The film, which dropped on Netflix last Friday and debuted at no. 2 on Netflix’s self-reported Non-English Movie List with 6.92 million hours viewed, kicks off with an 11-minute long take that was easily worth the price of admission.
The tension builds slowly and explodes all at once as the film opens on a scene that’s more than familiar: Abdel (Dali Benssalah), a decorated veteran in uniform, speaks at a press conference and calmly calls for the names of the police officers responsible for killing his 13-year-old brother (whose death was filmed and went viral) to be released. But any thoughts of a peaceful protest are quickly thrown out the window as Abdel’s brother Karim (Sami Slimane) tosses a Molotov cocktail into the police station.
Karim and his cohorts raid the station for weapons and protective gear (they even remove a safe they couldn’t crack open) and take a joyride in a stolen ambulance to Athena, where they mean to make their stand against the police that will soon encroach on their doorsteps. And even as they arrive, we see some of the inner workings of the young people prepared for the inevitable siege; at one point, Karim chides several of them for fooling around with weapons as if this “war” is merely a game.
The energy radiates off the screen, both the silver one and on my laptop when I rewatched the opening scene this week. It’s a visceral experience, one of the most memorable sequences I’ve seen so far this year outside of the vibrant spectacle that was RRR.

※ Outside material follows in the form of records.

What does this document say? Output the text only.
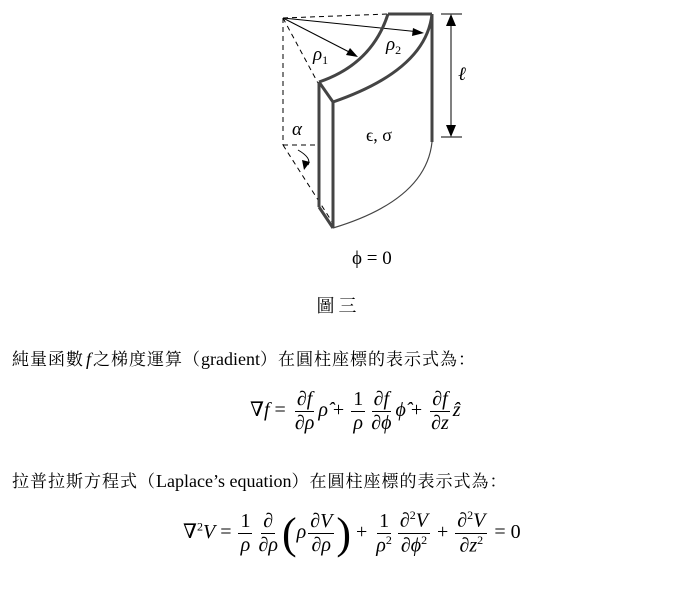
$\rho_1$
$\rho_2$
ℓ
α	ϵ, σ
ϕ = 0
圖三
純量函數 f 之梯度運算（gradient）在圓柱座標的表示式為：
$\nabla f = \frac{\partial f}{\partial\rho}$ ρ̂ + $\frac{1}{\rho} \frac{\partial f}{\partial\phi}$ ϕ̂ + $\frac{\partial f}{\partial z}$ ẑ
拉普拉斯方程式（Laplace’s equation）在圓柱座標的表示式為：
$\nabla^2V = \frac{1}{\rho} \frac{\partial}{\partial\rho} (\rho \frac{\partial V}{\partial\rho}$ ) + $\frac{1}{\rho^2} \frac{\partial^2V}{\partial\phi^2} + \frac{\partial^2V}{\partial z^2} = 0$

The film clearly set the stakes between two brothers, both of whom want the people responsible for killing their brother to answer for it but who have different visions of what that entails. It highlights several relevant topics already on the forefront (police brutality by the state being among them), and it roots the tragedy that follows in its characters, a move that gives viewers who might not be familiar with some of the film’s French idiosyncrasies something to latch onto.
Why it matters
The opening scene is a technical marvel, and reading about all of the factors and care that went into it makes me appreciate it even more.
If we want films to keep pushing the envelope of what’s possible instead of having movies continue to phone it in, we should, by all means, support those movies by actually watching them.